The glorious truth is that the bodily resurrection of the Word made flesh, the Lord Jesus Christ, has been shown to be a true fact of history by "many infallible proofs" (Acts 1:3), and He is the only man in all history who has thus been victorious over death and the grave.
Mohammed is dead, and so are Buddha and Confucius and Moses and all other religious founders and leaders. But Jesus Christ was living and then was dead and now is "alive for evermore" (Revelation 1:18). We need never be in doubt as to which religion is true. True salvation is provided only through the Lord Jesus Christ, who died for us to pay for our redemption from sin and death, and then rose again from the grave to assure us that the price has been fully settled and paid.
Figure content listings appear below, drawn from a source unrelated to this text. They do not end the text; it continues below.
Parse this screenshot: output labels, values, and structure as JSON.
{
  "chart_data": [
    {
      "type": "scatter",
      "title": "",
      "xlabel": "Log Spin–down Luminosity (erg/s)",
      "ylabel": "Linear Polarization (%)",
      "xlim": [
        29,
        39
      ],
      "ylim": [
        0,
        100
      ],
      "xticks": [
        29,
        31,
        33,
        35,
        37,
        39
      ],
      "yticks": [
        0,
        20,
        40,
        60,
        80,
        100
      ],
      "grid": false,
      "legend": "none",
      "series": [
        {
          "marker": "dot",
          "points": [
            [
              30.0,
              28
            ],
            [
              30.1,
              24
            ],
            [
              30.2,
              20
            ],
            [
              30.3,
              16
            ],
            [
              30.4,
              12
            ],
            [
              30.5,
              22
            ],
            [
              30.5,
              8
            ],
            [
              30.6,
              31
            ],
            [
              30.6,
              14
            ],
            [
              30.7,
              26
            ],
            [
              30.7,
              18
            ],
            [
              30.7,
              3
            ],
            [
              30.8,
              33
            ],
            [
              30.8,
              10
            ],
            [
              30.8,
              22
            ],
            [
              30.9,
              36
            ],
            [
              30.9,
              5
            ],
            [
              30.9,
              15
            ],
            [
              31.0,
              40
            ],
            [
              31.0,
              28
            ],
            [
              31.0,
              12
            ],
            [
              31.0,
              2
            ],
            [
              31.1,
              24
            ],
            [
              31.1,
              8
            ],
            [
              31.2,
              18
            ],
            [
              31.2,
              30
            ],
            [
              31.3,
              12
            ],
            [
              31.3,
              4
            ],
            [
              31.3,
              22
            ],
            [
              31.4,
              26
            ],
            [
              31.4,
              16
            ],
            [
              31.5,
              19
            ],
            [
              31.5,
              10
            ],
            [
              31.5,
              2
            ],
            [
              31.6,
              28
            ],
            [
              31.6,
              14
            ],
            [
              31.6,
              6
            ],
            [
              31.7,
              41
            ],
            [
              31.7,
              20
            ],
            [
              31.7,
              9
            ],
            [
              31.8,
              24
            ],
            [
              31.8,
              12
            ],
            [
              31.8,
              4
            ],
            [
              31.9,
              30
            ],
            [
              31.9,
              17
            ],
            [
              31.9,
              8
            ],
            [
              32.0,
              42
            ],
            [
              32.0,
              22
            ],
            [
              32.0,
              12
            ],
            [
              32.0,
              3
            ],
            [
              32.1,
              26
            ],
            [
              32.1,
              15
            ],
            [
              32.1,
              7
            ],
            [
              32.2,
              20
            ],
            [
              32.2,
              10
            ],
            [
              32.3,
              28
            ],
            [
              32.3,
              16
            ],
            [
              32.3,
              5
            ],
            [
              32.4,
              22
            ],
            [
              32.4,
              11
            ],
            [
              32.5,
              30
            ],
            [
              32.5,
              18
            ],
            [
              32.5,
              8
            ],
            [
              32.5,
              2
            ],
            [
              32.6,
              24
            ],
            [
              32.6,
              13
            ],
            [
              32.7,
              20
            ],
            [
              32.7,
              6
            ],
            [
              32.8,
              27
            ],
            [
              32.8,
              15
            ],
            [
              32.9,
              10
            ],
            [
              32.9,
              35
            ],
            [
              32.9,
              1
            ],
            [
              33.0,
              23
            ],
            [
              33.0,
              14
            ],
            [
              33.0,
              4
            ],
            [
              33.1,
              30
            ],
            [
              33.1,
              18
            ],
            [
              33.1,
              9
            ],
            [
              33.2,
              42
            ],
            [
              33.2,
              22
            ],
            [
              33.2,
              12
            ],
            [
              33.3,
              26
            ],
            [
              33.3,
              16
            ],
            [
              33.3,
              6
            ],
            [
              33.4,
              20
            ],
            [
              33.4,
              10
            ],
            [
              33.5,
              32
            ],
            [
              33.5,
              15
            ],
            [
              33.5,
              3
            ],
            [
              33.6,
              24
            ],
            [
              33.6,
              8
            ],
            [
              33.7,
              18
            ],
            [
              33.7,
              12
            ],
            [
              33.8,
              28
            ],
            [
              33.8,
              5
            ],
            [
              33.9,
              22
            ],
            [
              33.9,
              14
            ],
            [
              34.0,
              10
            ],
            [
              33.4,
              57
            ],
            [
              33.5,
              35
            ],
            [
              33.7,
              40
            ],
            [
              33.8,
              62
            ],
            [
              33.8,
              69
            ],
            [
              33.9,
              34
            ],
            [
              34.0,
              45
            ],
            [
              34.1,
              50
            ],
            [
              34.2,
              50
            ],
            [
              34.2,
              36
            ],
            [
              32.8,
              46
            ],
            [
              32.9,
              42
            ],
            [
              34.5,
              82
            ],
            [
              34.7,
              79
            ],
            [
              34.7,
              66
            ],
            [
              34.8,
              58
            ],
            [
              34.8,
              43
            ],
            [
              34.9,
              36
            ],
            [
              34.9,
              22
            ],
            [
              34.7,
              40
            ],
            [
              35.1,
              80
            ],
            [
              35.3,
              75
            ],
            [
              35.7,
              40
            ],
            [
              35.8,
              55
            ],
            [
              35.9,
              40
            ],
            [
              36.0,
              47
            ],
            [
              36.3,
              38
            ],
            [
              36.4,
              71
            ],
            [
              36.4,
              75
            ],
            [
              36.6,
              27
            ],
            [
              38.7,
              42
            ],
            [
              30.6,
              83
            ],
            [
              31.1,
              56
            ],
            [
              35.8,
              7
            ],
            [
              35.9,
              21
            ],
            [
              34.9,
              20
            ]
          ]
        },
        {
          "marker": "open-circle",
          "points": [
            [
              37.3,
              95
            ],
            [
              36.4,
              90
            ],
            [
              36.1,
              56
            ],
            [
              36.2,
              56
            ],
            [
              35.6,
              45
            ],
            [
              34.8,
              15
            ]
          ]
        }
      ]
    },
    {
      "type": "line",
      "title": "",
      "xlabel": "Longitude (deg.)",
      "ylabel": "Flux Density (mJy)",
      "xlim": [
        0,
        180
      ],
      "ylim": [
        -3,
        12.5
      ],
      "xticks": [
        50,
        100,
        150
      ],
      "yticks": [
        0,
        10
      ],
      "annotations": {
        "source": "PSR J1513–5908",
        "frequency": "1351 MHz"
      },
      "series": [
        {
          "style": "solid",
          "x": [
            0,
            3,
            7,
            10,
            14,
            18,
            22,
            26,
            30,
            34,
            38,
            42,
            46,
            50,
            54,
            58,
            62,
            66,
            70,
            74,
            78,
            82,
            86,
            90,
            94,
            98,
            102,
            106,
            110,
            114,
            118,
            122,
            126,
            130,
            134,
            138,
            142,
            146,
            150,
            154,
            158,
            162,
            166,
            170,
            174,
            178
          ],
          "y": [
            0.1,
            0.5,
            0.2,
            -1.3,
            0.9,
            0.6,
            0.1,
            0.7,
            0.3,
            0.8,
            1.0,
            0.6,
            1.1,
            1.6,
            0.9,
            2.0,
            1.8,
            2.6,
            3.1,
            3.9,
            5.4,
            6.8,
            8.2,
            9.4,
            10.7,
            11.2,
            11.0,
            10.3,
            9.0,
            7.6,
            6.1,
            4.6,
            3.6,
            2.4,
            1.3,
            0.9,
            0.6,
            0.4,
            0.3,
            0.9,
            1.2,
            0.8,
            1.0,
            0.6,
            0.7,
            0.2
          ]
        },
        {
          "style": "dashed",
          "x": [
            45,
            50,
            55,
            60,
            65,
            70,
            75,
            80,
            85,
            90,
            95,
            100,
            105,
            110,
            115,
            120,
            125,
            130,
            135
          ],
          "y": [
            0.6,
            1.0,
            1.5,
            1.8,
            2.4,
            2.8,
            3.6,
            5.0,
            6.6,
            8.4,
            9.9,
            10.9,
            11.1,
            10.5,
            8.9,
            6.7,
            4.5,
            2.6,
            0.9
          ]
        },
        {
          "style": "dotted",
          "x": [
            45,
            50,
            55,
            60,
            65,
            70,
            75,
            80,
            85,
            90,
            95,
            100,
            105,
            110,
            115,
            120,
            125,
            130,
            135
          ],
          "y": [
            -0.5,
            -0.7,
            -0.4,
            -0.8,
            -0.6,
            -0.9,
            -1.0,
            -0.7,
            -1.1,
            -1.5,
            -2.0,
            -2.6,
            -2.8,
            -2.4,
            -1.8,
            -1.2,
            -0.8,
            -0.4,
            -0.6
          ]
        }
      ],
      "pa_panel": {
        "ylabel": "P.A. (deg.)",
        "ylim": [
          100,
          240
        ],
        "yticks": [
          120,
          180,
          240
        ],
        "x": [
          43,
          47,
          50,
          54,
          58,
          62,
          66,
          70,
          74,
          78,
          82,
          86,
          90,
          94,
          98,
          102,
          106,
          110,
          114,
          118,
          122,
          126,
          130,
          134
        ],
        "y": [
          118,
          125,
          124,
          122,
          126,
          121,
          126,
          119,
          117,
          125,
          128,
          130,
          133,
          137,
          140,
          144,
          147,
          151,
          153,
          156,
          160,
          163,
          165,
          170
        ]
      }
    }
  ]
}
Now, all who receive by faith this free gift of salvation can be assured that they also will be raised out of death into a glorious heavenly future which will never end.
"Because (God) hath appointed a day, in the which He will judge the world in righteousness by that man whom He hath ordained; whereof He hath given assurance unto all men, in that He hath raised Him from the dead" (Acts 17:31).
"Wherefore He is able also to save them to the uttermost that come unto God by Him, seeing He ever liveth to make intercessions for them" (Hebrews 7:25).
"Blessed are all they that put their trust in Him" (Psalm 2:12).
Cite this article: Henry Morris, Ph.D. 2002. Religion and Resurrection. Acts & Facts. 31 (3).